I have lived through my parent’s divorce, and my father’s second divorce. I have seen my mother’s boyfriend drunk, mean and mentally abusive. I have been mentally abused—I have told I am worthless, stupid, fat, ugly, and a piece of white trash. I have seen the cuts and bruises and blood from where my mother and her boyfriend got beaten over the head, with beer bottles, from “an old friend”.
These are bittersweet memories. Though haunting, without these memories, I would live with regret; I would lack strength of character and wisdom. It is easy to occasionally want a pill that can make you happier; no one desires a hard life. Growth is an important part of life and an important aspect of our personalities. Memories make us who we are. If you take away a person’s memories by hiding them, they will cease to be who they are. They will cease to be human.
I have not been raped, had an abortion, or been through a major car accident or surgery. I have not been through any debilitating experiences. It is through my own experiences, however, I have learned. It is through these memories, I have learned not to repeat history. I do not want these things in my life; I do not want to do them myself. (I do want to be abusive, for example.) Learning is a powerful thing.
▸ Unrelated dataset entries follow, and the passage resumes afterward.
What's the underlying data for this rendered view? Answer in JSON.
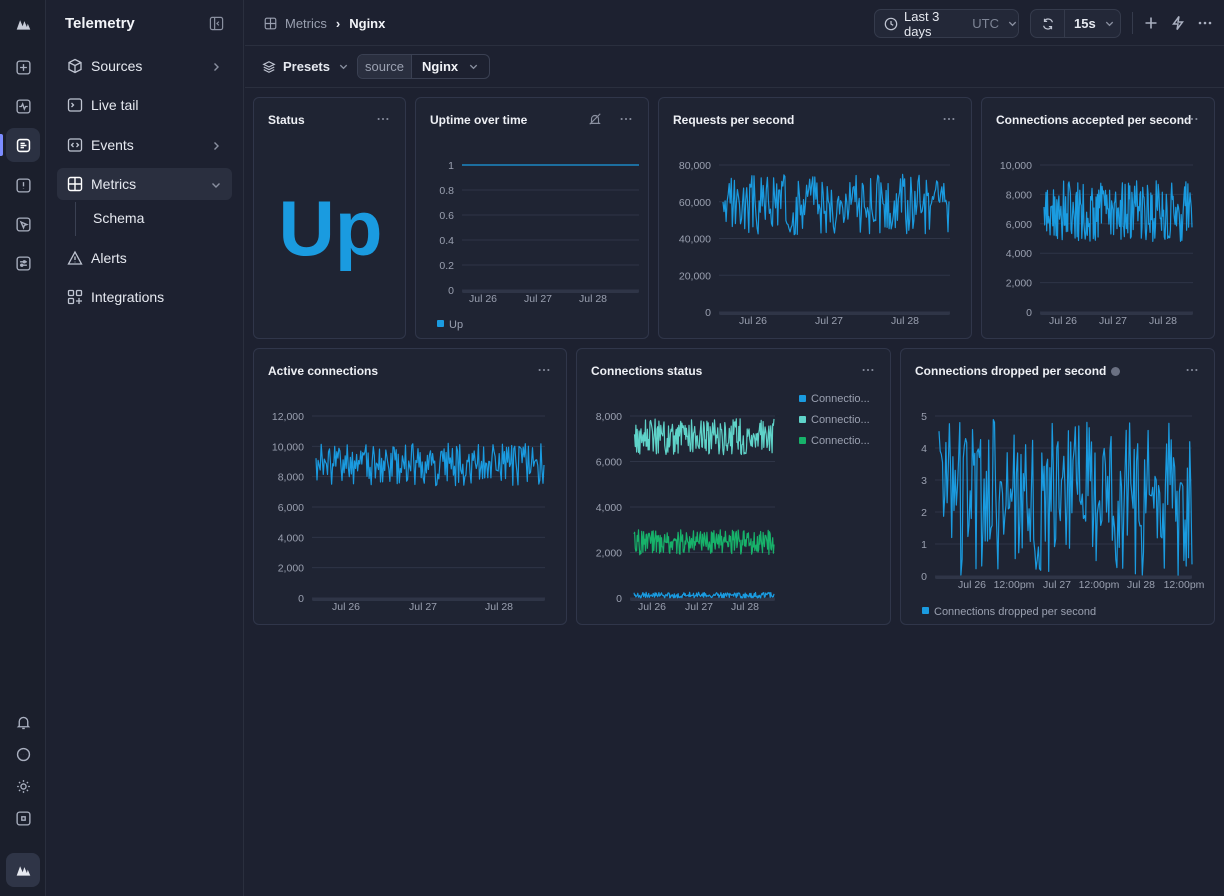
{
  "app": {
    "title": "Telemetry"
  },
  "nav": {
    "items": [
      {
        "label": "Sources",
        "icon": "cube-icon"
      },
      {
        "label": "Live tail",
        "icon": "terminal-icon"
      },
      {
        "label": "Events",
        "icon": "code-icon"
      },
      {
        "label": "Metrics",
        "icon": "grid-icon"
      },
      {
        "label": "Alerts",
        "icon": "warning-icon"
      },
      {
        "label": "Integrations",
        "icon": "puzzle-icon"
      }
    ],
    "sub_item": "Schema"
  },
  "header": {
    "breadcrumb_parent": "Metrics",
    "breadcrumb_current": "Nginx",
    "time_range": "Last 3 days",
    "timezone": "UTC",
    "refresh_interval": "15s"
  },
  "toolbar": {
    "presets_label": "Presets",
    "filter_key": "source",
    "filter_value": "Nginx"
  },
  "panels": {
    "status": {
      "title": "Status",
      "value": "Up",
      "color": "#1a9be0"
    },
    "uptime": {
      "title": "Uptime over time"
    },
    "requests": {
      "title": "Requests per second"
    },
    "accepted": {
      "title": "Connections accepted per second"
    },
    "active": {
      "title": "Active connections"
    },
    "conn_status": {
      "title": "Connections status"
    },
    "dropped": {
      "title": "Connections dropped per second"
    }
  },
  "chart_data": [
    {
      "id": "uptime",
      "type": "line",
      "x_ticks": [
        "Jul 26",
        "Jul 27",
        "Jul 28"
      ],
      "y_ticks": [
        "1",
        "0.8",
        "0.6",
        "0.4",
        "0.2",
        "0"
      ],
      "ylim": [
        0,
        1
      ],
      "series": [
        {
          "name": "Up",
          "color": "#1a9be0",
          "constant": 1
        }
      ],
      "legend": "bottom-left"
    },
    {
      "id": "requests",
      "type": "line",
      "x_ticks": [
        "Jul 26",
        "Jul 27",
        "Jul 28"
      ],
      "y_ticks": [
        "80,000",
        "60,000",
        "40,000",
        "20,000",
        "0"
      ],
      "ylim": [
        0,
        80000
      ],
      "series": [
        {
          "color": "#1a9be0",
          "range": [
            42000,
            75000
          ],
          "mean": 58000,
          "seed": 3
        }
      ]
    },
    {
      "id": "accepted",
      "type": "line",
      "x_ticks": [
        "Jul 26",
        "Jul 27",
        "Jul 28"
      ],
      "y_ticks": [
        "10,000",
        "8,000",
        "6,000",
        "4,000",
        "2,000",
        "0"
      ],
      "ylim": [
        0,
        10000
      ],
      "series": [
        {
          "color": "#1a9be0",
          "range": [
            4800,
            9000
          ],
          "mean": 6900,
          "seed": 7
        }
      ]
    },
    {
      "id": "active",
      "type": "line",
      "x_ticks": [
        "Jul 26",
        "Jul 27",
        "Jul 28"
      ],
      "y_ticks": [
        "12,000",
        "10,000",
        "8,000",
        "6,000",
        "4,000",
        "2,000",
        "0"
      ],
      "ylim": [
        0,
        12000
      ],
      "series": [
        {
          "color": "#1a9be0",
          "range": [
            7400,
            10200
          ],
          "mean": 8800,
          "seed": 11
        }
      ]
    },
    {
      "id": "conn_status",
      "type": "line",
      "x_ticks": [
        "Jul 26",
        "Jul 27",
        "Jul 28"
      ],
      "y_ticks": [
        "8,000",
        "6,000",
        "4,000",
        "2,000",
        "0"
      ],
      "ylim": [
        0,
        8000
      ],
      "legend": "right",
      "series": [
        {
          "name": "Connectio...",
          "color": "#1a9be0",
          "range": [
            0,
            250
          ],
          "mean": 100,
          "seed": 13
        },
        {
          "name": "Connectio...",
          "color": "#5fd3c9",
          "range": [
            6300,
            7900
          ],
          "mean": 7100,
          "seed": 17
        },
        {
          "name": "Connectio...",
          "color": "#17b26a",
          "range": [
            1900,
            3000
          ],
          "mean": 2450,
          "seed": 19
        }
      ]
    },
    {
      "id": "dropped",
      "type": "line",
      "x_ticks": [
        "Jul 26",
        "12:00pm",
        "Jul 27",
        "12:00pm",
        "Jul 28",
        "12:00pm"
      ],
      "y_ticks": [
        "5",
        "4",
        "3",
        "2",
        "1",
        "0"
      ],
      "ylim": [
        0,
        5
      ],
      "legend": "bottom-left",
      "series": [
        {
          "name": "Connections dropped per second",
          "color": "#1a9be0",
          "range": [
            0,
            4.9
          ],
          "mean": 2.5,
          "seed": 23
        }
      ]
    }
  ]
}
There is potential in these medications, when used properly. If used alongside proper therapy, they might
help the anxiety levels in patients with PTSD. It is always exciting to find a new drug that can help heal a human who has been through traumatic experiences, but could healing be compromised by suppression? Based on my knowledge, therapy exists to analyze memories, to put them together and teach coping mechanisms—to do the very opposite of suppression. The brain has the potential for natural coping mechanisms, and though it often needs a bit of a push, the implications of memory altering drugs are frightening.
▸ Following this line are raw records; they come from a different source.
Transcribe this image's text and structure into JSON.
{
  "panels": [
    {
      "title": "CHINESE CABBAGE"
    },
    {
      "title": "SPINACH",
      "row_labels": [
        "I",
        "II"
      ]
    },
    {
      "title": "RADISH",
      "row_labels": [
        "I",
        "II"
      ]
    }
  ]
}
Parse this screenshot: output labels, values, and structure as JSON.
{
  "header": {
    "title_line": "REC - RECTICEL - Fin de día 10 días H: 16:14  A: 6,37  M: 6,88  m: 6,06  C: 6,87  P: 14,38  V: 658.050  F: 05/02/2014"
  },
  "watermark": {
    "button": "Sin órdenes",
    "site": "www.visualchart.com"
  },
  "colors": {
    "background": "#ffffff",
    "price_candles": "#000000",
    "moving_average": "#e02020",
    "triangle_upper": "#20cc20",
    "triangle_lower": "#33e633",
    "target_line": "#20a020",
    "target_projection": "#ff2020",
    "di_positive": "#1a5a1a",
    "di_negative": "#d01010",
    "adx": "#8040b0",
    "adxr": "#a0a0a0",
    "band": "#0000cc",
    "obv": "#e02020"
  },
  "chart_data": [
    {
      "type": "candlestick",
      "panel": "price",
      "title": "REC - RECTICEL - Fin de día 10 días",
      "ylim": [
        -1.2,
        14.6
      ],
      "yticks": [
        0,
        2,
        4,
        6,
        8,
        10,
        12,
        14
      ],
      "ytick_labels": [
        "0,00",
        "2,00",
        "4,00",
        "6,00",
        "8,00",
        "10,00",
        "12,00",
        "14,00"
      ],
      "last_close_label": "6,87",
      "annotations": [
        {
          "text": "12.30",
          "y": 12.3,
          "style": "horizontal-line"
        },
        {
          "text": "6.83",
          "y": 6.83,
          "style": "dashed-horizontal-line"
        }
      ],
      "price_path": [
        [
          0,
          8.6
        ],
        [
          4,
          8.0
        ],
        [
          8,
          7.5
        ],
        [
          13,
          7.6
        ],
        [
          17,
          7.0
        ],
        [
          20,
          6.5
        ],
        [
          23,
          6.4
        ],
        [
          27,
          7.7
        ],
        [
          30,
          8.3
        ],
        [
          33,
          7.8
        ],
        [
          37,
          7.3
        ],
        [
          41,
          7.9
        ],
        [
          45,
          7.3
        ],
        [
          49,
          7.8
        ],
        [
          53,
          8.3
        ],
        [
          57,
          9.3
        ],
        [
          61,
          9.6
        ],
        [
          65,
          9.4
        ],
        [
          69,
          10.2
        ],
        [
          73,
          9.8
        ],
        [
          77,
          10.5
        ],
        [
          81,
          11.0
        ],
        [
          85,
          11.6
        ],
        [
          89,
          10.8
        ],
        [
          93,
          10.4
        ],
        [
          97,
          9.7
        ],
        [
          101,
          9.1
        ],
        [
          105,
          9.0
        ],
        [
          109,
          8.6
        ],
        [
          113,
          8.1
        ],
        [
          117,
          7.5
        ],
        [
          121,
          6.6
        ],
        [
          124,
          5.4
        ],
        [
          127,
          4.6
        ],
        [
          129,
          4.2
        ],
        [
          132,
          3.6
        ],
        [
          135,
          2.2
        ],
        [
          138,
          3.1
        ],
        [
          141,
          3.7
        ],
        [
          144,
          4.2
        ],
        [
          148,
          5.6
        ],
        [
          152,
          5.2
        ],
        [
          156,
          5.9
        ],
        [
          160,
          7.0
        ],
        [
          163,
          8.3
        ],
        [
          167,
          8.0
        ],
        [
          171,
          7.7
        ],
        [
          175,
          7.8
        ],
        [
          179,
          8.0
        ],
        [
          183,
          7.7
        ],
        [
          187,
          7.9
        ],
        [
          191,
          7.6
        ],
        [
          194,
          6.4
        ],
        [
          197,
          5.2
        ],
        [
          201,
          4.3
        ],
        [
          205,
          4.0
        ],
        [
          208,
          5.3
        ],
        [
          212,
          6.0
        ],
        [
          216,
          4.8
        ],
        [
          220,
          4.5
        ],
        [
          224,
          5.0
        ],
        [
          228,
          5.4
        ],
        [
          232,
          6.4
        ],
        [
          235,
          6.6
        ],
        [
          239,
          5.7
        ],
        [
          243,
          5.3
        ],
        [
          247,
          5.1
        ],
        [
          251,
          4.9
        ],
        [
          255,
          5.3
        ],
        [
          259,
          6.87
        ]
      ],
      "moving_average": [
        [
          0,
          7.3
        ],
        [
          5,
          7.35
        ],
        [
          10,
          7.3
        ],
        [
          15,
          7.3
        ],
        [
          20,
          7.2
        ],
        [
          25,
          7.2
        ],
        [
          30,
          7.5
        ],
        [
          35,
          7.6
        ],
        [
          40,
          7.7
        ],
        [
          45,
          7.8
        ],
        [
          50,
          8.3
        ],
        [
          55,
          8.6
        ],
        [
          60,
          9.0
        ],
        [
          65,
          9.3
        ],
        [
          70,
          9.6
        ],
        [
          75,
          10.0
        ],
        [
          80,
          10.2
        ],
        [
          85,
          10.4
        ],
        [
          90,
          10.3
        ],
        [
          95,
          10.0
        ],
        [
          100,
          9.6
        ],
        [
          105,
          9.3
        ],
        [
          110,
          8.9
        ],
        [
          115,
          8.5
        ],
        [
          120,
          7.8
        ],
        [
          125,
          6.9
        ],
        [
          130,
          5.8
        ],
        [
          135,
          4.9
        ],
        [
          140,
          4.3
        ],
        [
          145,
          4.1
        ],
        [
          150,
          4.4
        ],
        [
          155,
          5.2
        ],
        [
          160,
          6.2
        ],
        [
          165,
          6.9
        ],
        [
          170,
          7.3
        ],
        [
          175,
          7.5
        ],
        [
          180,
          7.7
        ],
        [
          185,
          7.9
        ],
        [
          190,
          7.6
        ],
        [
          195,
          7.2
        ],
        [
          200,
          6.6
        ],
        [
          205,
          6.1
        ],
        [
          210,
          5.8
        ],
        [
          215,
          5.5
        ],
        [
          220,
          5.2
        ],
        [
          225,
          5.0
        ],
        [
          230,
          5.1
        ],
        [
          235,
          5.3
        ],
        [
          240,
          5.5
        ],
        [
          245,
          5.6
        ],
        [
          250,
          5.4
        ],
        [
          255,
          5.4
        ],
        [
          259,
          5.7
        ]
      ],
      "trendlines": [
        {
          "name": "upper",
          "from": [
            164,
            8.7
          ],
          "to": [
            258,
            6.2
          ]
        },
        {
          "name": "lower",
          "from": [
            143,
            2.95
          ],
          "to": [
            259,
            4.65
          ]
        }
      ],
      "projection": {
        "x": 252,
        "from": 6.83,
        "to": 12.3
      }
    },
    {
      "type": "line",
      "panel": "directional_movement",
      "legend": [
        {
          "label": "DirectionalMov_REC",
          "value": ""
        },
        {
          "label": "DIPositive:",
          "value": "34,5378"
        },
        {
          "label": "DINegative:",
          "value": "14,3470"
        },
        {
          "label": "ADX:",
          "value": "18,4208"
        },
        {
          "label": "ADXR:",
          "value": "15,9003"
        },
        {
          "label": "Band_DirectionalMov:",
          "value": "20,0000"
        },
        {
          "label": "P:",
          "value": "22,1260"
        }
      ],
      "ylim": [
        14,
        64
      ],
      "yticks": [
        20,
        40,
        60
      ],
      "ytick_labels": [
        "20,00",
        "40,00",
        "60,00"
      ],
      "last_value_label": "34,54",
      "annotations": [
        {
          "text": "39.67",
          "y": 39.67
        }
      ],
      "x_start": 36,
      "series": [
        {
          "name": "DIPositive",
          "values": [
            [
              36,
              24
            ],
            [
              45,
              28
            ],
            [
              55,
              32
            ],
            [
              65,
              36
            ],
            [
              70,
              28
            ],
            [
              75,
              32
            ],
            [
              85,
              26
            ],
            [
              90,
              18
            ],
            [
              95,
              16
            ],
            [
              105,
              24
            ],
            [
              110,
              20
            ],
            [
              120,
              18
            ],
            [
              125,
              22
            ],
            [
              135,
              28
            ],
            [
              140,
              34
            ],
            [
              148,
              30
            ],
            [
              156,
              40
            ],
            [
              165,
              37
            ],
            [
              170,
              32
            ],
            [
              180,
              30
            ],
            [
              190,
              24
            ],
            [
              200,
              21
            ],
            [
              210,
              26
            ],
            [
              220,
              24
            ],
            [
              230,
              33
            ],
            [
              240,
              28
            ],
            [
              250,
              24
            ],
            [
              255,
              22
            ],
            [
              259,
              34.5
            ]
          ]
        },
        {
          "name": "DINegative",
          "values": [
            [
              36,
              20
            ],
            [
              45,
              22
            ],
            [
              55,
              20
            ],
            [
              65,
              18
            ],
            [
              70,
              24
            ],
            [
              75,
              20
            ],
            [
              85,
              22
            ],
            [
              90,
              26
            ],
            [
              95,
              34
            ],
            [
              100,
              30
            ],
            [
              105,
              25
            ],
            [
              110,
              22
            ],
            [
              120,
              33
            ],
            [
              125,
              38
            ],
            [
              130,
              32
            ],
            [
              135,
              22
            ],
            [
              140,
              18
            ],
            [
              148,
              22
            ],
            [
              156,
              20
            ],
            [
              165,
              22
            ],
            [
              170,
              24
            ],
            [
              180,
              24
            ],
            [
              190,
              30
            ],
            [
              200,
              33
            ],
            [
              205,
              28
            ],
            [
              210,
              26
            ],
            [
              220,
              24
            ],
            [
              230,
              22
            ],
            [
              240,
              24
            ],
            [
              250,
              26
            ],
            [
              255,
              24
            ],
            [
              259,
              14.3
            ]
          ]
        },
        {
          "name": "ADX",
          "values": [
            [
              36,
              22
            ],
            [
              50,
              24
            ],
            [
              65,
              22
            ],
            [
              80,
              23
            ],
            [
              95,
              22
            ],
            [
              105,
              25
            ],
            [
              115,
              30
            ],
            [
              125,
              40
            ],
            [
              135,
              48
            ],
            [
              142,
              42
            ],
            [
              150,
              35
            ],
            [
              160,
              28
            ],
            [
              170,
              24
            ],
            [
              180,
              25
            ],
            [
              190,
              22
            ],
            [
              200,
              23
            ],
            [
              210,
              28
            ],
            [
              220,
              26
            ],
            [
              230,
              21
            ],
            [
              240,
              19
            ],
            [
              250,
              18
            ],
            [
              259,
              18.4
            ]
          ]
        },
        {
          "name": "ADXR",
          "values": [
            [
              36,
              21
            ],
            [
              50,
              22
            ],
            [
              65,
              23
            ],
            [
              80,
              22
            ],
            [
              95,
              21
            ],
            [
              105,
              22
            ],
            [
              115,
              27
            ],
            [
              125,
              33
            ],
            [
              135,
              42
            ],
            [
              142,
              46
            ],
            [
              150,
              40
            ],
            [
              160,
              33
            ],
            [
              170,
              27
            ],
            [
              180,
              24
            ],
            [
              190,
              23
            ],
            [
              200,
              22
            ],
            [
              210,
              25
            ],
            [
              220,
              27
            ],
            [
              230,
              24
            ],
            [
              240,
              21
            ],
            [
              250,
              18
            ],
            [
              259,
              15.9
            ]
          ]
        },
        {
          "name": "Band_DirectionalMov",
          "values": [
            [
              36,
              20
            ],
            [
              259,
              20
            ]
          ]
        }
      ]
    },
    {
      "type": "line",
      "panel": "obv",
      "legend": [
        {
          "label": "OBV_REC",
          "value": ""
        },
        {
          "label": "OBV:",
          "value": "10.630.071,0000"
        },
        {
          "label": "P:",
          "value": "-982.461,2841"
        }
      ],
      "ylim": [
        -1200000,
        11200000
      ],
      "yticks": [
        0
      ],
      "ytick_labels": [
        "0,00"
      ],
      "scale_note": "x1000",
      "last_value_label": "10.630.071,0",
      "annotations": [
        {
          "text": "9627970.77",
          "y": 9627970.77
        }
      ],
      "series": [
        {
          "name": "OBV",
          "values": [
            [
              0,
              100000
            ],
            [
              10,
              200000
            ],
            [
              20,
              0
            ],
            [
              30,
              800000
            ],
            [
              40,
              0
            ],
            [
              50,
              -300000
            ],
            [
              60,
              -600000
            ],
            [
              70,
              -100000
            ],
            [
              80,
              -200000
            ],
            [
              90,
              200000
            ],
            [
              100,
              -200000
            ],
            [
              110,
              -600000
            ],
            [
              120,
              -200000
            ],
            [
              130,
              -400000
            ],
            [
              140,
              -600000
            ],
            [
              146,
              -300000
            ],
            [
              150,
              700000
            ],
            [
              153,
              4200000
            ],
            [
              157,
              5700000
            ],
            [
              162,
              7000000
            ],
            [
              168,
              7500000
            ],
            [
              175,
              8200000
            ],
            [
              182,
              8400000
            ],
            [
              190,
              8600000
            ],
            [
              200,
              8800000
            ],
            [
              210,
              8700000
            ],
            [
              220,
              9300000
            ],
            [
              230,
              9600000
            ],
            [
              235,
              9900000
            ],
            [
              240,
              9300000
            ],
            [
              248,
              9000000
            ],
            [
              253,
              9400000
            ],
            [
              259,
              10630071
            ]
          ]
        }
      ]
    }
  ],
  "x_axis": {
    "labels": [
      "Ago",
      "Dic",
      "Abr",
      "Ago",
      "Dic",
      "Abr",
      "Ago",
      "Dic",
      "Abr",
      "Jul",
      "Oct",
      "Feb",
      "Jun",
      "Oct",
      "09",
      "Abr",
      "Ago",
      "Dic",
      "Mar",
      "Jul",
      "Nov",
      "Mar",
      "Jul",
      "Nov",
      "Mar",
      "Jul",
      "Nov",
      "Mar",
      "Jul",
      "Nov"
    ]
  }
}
I have lived through multiple moves, childhood divorces, changing schools, starting and quitting college and getting married. Though most of these are positive memories, they warrant discussion because psychologists often diagnose depression deriving from life changes. In the past, I was diagnosed with depression and put on several medications. It is not my intention to discuss depression medications, (the difference between depression medications and memory suppressing medications lie in the way they interact with the brain—one helps, the other suppresses.) though there is an important connection.
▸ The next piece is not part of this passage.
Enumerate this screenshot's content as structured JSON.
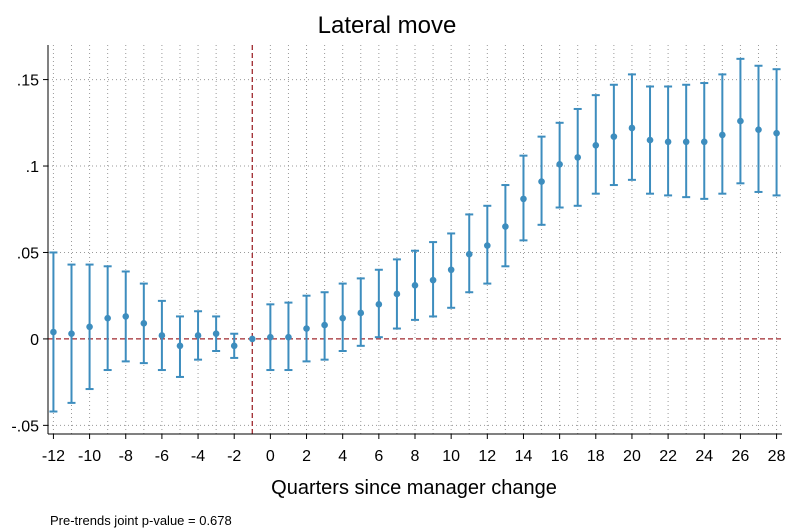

If life changes cause depression, and serious traumatic life changes cause PTSD, it is merely a matter of time before memory-suppressing medication will be given to “treat” things as minor as “the blues”. If you look at psychological history, it is already being done with depression medications. Many people who are not seriously depressed are given medications they should not be on. Many medical doctors, who should not be analyzing the psyche, are handing out medications in lieu of proper mental health care. It is easy to see how the same path could be followed using memory suppressing medications.
It is an ethical line to be drawn, and though I can see the potential in serious illnesses, it is an idealistic, even controlling concept. It is with that thought; I am decisively against my own personal use of these medications.